Lola Jordan Hover image

Diversity is important

“There will be many days where you walk in a room and no one else looks like you. If you are in the room, you deserve to be there so use your voice and contribute to the discussion. Diverse points of views always lead to great discussion, which ultimately produce the best solutions. For someone just getting started, know that you have to be open to new opportunities. You may not know all of the answers in the beginning, but the growth — and the fun — is in the journey.” 
— Robyn Watson, a manager for ICT infrastructure solutions, has worked for BlueCross for 10 years. 

Robyn Watson Hover image

Knowledge is key

Shashi Tippabhatla Hover image
Brittnii Cooper Hover image

“Through my IT career, I have seen a steady increase in the number of women in the tech sector. The opportunities are the same for all in the tech sector. I think there is an initial hesitation for women to jump on highly technical projects. I was one of those women. I am proof that gaining knowledge and experience while working with a team of knowledgeable professionals is far more valuable than formal training courses and reading books on the subject. I found strength in looking up to the women in leadership roles, who encourage and support me. My advice is to be an avid and a committed learner, to always be aware of new and interesting developments in the technology arena. Find and join mentoring programs, so you can network with other women, exchange ideas and explore work possibilities. Whether entering an IT job or advancing in an IT job, what matters are only your capabilities, skills and strengths.” 
— Shashi Tippabhatla, senior business systems analyst, has worked for BlueCross for 10 years.   

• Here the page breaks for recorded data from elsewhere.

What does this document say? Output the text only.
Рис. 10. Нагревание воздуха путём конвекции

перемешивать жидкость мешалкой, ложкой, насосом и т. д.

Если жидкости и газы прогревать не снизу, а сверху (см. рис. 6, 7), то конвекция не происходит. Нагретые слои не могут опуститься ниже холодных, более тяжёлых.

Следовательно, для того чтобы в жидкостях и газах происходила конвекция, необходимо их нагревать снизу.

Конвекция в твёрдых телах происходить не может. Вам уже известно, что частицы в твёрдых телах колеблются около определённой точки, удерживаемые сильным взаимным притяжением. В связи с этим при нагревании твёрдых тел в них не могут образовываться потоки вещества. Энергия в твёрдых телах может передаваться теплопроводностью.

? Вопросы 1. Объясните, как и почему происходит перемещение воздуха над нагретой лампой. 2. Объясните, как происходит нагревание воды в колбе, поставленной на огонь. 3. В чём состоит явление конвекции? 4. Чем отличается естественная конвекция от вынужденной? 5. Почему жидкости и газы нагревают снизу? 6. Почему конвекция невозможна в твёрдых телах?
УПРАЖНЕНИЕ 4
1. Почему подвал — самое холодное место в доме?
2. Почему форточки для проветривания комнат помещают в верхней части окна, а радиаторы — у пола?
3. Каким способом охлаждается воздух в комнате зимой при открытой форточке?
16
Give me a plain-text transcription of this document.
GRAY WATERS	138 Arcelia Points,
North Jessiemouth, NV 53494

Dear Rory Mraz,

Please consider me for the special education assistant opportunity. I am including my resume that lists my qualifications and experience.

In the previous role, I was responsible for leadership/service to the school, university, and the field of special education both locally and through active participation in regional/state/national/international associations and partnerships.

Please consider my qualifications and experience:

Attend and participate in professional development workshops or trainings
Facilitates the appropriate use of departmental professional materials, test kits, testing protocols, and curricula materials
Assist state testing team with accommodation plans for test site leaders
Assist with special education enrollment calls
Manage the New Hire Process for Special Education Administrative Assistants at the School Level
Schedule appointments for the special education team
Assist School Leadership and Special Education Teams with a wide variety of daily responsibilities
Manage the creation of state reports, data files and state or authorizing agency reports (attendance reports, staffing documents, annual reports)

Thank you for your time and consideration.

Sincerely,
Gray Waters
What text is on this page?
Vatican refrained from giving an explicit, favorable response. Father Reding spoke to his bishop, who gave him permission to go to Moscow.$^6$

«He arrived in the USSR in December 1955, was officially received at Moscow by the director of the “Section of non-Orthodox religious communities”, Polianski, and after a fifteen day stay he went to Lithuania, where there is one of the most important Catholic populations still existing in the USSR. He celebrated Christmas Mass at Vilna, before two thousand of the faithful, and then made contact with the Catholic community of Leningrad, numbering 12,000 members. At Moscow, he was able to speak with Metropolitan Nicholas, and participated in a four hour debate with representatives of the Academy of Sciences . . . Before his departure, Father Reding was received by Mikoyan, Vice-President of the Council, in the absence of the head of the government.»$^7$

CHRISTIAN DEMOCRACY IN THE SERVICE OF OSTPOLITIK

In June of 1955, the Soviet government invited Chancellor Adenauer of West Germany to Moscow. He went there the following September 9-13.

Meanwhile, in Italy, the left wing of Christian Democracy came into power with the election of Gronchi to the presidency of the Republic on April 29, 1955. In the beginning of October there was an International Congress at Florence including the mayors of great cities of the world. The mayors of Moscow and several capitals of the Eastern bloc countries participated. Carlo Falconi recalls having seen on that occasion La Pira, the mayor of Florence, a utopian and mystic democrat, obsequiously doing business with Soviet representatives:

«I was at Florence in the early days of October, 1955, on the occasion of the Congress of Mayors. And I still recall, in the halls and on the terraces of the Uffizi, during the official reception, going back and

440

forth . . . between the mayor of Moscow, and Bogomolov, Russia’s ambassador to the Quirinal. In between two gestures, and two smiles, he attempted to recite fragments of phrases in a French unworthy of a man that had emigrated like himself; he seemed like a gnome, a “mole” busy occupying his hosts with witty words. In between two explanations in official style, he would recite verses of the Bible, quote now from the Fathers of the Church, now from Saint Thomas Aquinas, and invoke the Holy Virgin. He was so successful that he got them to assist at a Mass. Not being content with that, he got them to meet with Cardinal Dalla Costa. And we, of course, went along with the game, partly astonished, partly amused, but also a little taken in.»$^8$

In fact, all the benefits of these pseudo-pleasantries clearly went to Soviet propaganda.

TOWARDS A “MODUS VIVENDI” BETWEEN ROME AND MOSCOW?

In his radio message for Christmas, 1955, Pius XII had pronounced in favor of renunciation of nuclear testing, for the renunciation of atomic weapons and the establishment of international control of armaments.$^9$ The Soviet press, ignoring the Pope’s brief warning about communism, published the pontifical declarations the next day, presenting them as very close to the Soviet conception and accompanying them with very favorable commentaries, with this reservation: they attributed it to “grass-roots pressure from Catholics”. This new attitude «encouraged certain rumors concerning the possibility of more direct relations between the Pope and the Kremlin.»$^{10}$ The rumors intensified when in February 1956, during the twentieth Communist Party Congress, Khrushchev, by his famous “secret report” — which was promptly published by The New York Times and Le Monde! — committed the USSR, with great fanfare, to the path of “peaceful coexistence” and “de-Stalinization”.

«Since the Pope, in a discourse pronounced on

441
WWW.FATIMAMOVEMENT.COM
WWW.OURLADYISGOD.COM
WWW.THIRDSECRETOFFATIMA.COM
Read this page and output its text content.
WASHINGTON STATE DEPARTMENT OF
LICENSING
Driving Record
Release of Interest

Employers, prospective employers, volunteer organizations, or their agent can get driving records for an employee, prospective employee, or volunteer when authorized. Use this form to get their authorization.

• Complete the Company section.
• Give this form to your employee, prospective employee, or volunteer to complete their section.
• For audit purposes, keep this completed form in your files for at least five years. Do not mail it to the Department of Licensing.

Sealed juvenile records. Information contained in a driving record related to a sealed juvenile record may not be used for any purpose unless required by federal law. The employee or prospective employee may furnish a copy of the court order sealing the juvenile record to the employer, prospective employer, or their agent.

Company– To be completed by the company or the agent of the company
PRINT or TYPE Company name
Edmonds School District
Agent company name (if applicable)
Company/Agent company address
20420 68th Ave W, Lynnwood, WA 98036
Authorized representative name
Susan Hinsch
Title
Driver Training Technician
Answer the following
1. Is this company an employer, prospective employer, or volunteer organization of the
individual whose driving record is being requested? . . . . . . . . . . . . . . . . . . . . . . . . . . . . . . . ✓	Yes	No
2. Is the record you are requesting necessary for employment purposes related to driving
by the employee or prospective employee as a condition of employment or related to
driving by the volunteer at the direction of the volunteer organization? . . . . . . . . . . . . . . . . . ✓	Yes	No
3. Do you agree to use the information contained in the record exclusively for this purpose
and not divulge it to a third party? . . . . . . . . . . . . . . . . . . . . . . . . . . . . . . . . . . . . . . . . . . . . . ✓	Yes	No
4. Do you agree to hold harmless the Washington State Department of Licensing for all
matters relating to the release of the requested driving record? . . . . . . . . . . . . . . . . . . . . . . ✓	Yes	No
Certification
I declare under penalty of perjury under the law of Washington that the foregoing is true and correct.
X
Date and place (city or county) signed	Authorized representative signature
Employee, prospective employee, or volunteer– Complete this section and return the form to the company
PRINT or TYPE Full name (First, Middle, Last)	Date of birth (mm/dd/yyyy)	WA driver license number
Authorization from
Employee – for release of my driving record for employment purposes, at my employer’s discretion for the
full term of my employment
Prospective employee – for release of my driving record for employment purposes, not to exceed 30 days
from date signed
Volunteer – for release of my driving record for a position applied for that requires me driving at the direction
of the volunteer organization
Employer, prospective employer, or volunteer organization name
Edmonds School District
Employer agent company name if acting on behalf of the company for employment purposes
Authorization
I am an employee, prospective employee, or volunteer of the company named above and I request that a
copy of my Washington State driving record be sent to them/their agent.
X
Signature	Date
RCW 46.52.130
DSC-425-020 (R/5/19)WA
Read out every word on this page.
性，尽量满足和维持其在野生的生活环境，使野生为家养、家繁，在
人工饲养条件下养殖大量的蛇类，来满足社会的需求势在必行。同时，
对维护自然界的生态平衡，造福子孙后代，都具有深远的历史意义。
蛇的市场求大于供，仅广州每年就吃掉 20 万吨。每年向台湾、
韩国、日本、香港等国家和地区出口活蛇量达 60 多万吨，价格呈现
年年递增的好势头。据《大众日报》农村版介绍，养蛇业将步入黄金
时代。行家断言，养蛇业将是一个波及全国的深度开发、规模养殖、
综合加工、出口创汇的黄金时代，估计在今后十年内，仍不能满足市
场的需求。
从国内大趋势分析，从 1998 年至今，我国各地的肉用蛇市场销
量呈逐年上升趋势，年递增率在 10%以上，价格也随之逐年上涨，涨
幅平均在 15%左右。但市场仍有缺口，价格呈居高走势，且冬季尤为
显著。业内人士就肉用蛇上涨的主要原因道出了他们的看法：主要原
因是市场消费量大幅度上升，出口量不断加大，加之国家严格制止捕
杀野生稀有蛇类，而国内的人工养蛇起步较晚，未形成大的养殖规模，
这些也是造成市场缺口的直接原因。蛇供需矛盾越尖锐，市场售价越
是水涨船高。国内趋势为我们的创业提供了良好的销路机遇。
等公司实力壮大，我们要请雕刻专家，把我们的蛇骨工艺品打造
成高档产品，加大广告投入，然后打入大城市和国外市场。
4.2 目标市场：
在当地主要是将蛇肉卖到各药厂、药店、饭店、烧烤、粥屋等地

“I found that technology is actually a great field for women because it fundamentally attempts to equalize power and neutralize gender biases. In IT, knowledge is power: knowledge of the system, knowledge of the infrastructure, knowledge of the processes, knowledge of the customer use cases. Knowledge is value. My advice is to empower yourself by accepting that there will be inadvertent biases while knowing that you have the power to squash them with knowledge.” 
— Brittnii Watts Cooper, a technology research analyst, has worked for BlueCross for almost seven years. 

Support other women

“It’s so important to elevate and support other women in Tech. Mentor, promote and build each other up. It’s amazing how much you can learn and grow by helping other women do the same. My advice for other women in tech is to be confident, be honest and be yourself. You have more to contribute than you may think.”
— Jamie Evermann, manager of infrastructure design solutions, manages a team of software and infrastructure solution designers and has worked for BlueCross for almost 17 years.